Pengemudi mengemudikan metromini, seakan bukan manusia yang menumpang. Berhenti dan mengangkut penumpang disembarang tempat. Lebih parah lagi berhenti mendadak, sehingga penumpang terangguk-angguk plus perut mual dibuatnya. Tapi mau dibilang apa, inilah transportasi Jakarta. Angkutan umum tak layak jalan tapi masih beroperasi. Kondisi jalan raya di Jakarta sebetulnya lumayan bagus. Tapi tak mampu menahan jumlah kendaraan yang lalu lalang. Ditambah ketidaksiplinan penumpang dan pengemudi, membuat kemacetan sebagai keadaan yang harus diterima. Jangan bicara atau berharap kenyamanan bila menggunakan transportasi umum di Jakarta. Transjakarta atau Patas AC bila dibanding dengan metromini hanya beda nama, besar ongkos dan bentuk. Pendingin ruangan tak mampu memberikan kesejukan yang sesuai dengan ongkos yang dibayar penumpang karena penumpang yang naik melebihi kapasitas. Protes? Tidak akan ada gunanya, pilihan cuma take it or leave it.
Gerah dan pengab, membuat Dea harus mencari udara untuk mengisi rongga paru-parunya. Berulang kali ia mencium jemari tangannya untuk mendapatkan aroma harum dari krim tangan yang dipakainya. Karena diisamping Dea duduk seseorang , yang mengeluarkan aroma tidak sedap. Bau kecut keringat, asap rokok dan entah apalagi tercampur menjadi sebuah aroma yang sulit dijabarkan. Namun yang pasti sangat tidak sedap. Di depan ITC Cipulir, kemacetan tak terhindari. Manusia lalu lalang keluar dan masuk, Mungkin pedagang dan pembeli. Angkutan berhenti berharap ada penumpang karena berarti tambahan buat pendapatan. Metromini yang ditumpangi Dea, tak berusaha mendahului, malah ikut-ikutan antri. Dea tak mau memikirkan kemactean, pikirannya melayang jauh pada sosok pujaan hatinya, Fadjar.
Hubungannya sudah memasuki tahun ketiga. Dea dan Fadjar sudah mengenalkan keluarga masing-masing. Perkenalan keduanya terjadi saat Fadjar sebagai nasabah mengajukan kredit dari bank tempat Dea bekerja. Proses pengajuan kredit hingga kredit mencair, semua diurus Dea dengan professional. Sebagai ucapan terima kasih Fadjar mengajaknya makan. Dea menolak karena mengurus kepentingan nasabah adalah kewajibannya sebagai karyawan bank tempatnya bekerja.
Fadjar lelaki keras kepala dan gigih. Hingga suatu sore, bertamu ke rumah Dea. Tak ada alasan Dea untuk mengelak. Di luar jam dan tempat kerja. Keduanya langsung akrab dan lebur bersama kedua orang tua dan adik Dea, Dion dalam obrolan santai. Pertemuan malam itu di tutup dengan makan malam bersama keluarga Dea. Fadjar dengan sukacita menerima ajakan makan bersama. Gayanya yang santai, namun santun dengan mudah memunculkan lampu hijau dari kedua orang tua Dea.

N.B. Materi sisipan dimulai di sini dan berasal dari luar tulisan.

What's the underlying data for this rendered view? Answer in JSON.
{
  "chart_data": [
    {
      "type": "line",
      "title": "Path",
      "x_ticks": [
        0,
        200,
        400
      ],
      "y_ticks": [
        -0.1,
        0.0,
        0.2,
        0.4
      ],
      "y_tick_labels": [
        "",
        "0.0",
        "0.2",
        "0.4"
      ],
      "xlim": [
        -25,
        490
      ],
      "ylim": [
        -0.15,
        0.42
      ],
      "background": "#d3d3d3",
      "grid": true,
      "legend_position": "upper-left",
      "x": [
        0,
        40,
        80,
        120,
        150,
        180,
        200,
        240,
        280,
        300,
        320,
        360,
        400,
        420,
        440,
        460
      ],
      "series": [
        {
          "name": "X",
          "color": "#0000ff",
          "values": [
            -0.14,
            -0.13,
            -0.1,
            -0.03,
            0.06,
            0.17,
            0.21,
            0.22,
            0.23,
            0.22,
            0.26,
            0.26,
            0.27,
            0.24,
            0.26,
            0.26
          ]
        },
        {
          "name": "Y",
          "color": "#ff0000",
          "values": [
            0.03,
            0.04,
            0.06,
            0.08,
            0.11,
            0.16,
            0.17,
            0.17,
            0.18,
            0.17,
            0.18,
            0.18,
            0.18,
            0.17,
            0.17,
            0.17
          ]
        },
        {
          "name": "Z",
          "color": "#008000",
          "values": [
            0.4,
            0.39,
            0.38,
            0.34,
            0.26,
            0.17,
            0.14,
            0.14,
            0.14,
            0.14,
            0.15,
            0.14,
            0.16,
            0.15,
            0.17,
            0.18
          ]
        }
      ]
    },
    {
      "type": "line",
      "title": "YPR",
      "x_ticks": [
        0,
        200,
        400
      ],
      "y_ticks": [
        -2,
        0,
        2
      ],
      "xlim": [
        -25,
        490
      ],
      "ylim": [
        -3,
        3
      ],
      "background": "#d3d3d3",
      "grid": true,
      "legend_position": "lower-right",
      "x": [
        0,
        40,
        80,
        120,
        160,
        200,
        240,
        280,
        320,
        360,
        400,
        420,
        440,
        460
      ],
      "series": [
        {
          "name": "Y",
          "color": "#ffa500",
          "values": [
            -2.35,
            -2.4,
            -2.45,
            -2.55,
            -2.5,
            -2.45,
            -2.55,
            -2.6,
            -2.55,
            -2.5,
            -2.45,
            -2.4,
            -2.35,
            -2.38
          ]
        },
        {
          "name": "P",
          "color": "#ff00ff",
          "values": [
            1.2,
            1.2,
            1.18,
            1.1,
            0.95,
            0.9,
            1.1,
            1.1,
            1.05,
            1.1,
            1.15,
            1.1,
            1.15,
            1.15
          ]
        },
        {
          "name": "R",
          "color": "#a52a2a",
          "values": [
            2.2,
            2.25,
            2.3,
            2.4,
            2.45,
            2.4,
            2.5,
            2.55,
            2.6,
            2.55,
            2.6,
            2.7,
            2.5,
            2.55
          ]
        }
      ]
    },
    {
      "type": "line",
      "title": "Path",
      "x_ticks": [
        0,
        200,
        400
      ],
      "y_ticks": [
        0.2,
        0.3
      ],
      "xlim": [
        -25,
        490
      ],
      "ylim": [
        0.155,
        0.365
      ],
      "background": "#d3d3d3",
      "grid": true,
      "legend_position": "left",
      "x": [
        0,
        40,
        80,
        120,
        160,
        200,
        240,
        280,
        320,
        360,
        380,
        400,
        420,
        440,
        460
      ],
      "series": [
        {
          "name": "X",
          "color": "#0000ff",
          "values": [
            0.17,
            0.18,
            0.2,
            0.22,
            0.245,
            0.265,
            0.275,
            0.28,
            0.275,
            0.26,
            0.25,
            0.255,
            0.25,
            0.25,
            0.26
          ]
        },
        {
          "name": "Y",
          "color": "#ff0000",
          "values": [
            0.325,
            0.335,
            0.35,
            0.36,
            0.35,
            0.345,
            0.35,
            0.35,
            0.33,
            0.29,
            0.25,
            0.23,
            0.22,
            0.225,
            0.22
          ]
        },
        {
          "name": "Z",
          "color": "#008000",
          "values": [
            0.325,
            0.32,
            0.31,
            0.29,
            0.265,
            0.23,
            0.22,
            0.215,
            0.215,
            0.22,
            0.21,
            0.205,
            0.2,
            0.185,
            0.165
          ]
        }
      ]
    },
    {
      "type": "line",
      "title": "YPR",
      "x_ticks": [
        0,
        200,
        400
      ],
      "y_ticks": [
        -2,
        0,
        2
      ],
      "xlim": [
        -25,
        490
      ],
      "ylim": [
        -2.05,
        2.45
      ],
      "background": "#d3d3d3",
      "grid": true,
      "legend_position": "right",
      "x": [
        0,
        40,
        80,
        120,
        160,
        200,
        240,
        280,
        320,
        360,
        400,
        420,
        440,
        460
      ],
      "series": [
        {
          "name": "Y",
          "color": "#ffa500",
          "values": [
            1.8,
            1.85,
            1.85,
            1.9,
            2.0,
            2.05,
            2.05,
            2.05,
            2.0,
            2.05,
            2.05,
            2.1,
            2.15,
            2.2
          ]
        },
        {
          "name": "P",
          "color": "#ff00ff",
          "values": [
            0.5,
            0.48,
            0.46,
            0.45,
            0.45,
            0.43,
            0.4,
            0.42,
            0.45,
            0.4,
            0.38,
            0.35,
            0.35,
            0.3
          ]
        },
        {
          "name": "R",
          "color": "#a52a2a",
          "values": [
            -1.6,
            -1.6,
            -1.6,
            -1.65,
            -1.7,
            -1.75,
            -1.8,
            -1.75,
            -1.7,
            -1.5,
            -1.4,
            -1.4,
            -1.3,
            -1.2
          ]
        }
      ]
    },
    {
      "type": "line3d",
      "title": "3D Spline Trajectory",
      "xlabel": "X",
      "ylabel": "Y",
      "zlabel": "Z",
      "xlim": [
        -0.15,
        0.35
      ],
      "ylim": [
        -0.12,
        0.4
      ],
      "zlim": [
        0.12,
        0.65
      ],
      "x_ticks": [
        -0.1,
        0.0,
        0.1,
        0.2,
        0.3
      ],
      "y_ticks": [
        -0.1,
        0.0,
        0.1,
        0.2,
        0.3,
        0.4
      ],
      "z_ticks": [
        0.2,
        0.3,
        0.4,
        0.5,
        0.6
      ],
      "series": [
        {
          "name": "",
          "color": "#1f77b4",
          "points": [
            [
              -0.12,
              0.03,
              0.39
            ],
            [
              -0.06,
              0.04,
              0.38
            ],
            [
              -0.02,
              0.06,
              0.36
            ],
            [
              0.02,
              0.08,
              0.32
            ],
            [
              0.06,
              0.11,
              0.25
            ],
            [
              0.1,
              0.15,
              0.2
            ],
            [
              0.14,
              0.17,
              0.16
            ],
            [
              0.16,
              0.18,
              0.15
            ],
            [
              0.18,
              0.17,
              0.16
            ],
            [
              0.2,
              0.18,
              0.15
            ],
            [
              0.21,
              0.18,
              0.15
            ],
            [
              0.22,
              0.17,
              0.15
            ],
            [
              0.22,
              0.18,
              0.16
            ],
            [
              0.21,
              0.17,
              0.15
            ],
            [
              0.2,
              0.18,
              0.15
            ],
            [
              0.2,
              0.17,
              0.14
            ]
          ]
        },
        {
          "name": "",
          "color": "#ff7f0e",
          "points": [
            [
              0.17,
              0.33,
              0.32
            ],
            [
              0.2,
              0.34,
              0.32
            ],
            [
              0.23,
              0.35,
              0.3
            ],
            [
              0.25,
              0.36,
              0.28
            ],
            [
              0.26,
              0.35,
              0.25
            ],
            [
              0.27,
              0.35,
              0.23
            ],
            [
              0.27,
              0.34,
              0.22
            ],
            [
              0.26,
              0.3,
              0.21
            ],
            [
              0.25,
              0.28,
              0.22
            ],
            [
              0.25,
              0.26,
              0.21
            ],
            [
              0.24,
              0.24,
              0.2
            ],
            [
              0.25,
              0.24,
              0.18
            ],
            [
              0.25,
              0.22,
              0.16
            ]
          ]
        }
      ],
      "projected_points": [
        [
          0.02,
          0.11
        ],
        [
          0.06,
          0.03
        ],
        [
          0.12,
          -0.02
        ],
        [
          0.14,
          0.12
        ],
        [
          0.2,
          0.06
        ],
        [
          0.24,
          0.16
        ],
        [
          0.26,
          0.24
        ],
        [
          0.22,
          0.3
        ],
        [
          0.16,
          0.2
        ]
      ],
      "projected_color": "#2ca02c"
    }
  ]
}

Hari-hari berjalan bahkan berlari dan tak berhenti hingga kini memasuki tahun ketiga hubungan keduanya. Dan persoalan yang tak pernah dibicarakan akhirnya muncul juga kepermukaan dan tetap memerlukan pembahasan. Berulangkali Dea berpikir, seharusnya ini tidak terjadi. Tapi apa yang mau disesali? Kalau para penyair berkata bukan perpisahan yang kusesali tapi pertemuan yang kutangisi. Yah. Mengapa Dea harus bertemu Fadjar.
Mama pernah menyinggung sekilas tapi Dea enggan menanggapi. Dan selalu berkata biarkan hubungan ini mengalir seperti air. Berjalan mengikuti kemana permukaan yang rendah. Tak perlu dihambat atau dibelokan. Mengikuti arus tanpa harus hanyut memberi peluang selamat lebih besar ketimbang melawan arus. Tapi apakah prinsip ini akan berlaku?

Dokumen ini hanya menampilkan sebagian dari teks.